Fresh from the Corman camp comes Barbarian, yet another faceless entry in the previously-thought-dead subgenre of Mega-Low-Budget Swords & Sandals. If this movie were any more hilarious, I'd start a nationwide petition to make sure video vendors plunk this one down on the Comedy shelf.Rare is the turkey this meaty.
When a film has its hero bed down with two bare-breasted total strangers within the first 25 minutes....
When a film features a stunningly bizarre little sidekick (named "Wooby"!) that looks like a cross between a baby bear costume and an Ewok on Percodan..
I digress. Barbarian is a dream come true...if what you dream of is Direct-To0Video schlockfests so astonishingly amateurish that they inspire incredulous pulses of giggling.
3-time Mr. Universe Michael O'Hearn plays the titular...barbarian...and he brings an onscreen presence that only a lifetime spent lifting weights can yield. Those interested in giggling at Martin Kove overacting to a biblical degree should have a ball, as the former Karate Kid villain is relegated to the 5th ring of has-been Hell: evil sorcerer in a barbarian movie. Based on Kove's performance, he's right where he belongs.
The plot is your standard 'collect the magic items, gather some sidekicks, kick a lot of ass, rescue the princess' schpiel, only this time the onus is on hilariously clangy action scenes and two truckfuls of naked hooters. The last time I saw this many bare breasts on my television, I was watching Porky's and Showgirls on picture-in-picture. That in and of itself is sort of an endorsement of Barbarian, but if you buy your movies based solely on the breast content you're probably better off sticking with pornography.
As far as the action scenes go, they're amateurish to the point of hilarity. And frankly I don't care if a movie entertains me by accident. I laughed more AT this movie than I did WITH most studio comedies of the past two years.
The voice dubs are comedically bad, the special effects border on tragic, the dialogue sounds like something scraped off a boot... but did I mention all the topless and very attractive women?

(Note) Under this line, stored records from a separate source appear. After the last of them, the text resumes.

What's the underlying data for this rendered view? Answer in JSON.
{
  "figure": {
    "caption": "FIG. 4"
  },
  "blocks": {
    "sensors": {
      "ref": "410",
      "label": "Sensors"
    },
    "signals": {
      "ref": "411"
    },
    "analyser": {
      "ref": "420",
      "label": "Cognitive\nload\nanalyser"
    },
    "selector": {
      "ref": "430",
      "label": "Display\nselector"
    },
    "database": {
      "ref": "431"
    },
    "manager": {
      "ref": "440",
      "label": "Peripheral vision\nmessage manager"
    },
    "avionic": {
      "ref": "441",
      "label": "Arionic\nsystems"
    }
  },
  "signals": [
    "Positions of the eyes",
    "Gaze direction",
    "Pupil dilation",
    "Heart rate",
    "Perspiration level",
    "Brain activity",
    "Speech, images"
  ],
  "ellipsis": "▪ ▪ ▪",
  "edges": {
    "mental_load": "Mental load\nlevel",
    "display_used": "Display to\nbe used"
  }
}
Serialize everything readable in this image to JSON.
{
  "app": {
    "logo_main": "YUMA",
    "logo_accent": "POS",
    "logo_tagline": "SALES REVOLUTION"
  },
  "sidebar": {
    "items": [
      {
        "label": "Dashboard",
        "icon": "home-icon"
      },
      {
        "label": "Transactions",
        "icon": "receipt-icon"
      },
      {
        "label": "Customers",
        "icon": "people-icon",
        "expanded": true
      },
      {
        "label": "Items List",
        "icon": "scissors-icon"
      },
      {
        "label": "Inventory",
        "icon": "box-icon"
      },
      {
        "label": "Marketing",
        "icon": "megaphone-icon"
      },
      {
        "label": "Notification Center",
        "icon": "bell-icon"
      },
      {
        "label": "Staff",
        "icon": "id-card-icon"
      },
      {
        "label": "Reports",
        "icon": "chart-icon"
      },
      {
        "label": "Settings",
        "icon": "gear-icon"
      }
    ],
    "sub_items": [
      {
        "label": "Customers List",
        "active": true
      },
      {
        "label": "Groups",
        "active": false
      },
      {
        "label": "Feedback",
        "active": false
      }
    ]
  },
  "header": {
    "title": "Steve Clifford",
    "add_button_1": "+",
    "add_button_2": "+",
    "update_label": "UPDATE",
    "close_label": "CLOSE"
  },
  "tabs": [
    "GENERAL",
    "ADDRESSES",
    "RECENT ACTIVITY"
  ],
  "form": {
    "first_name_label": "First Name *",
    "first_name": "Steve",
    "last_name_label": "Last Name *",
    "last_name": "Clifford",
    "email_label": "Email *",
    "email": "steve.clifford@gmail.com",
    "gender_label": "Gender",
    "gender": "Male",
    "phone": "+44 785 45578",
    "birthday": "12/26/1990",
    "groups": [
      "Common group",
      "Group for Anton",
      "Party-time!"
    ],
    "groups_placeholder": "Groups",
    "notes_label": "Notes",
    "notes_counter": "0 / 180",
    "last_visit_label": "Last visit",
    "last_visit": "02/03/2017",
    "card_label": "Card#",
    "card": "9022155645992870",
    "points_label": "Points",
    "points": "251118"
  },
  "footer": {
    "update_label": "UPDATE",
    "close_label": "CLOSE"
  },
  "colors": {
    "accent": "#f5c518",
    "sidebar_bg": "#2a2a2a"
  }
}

This one instantly earns a spot alongside Deathstalker, Barbarian Queen and Amazons. And if you're familiar with the quality of those movies, then you have a good idea of what this newcomer is all about. If you love truly bad movies, I DO recommend this one. Those who wisely steer towards quality should of course stay far away.If this one didn't already have Roger Corman's name on it, I'd call the filmmaker the next Roger Corman. Worst of all is the fact that the Mystery Science Theater guys aren't still around for this one. They could build an entire season around Barbarian.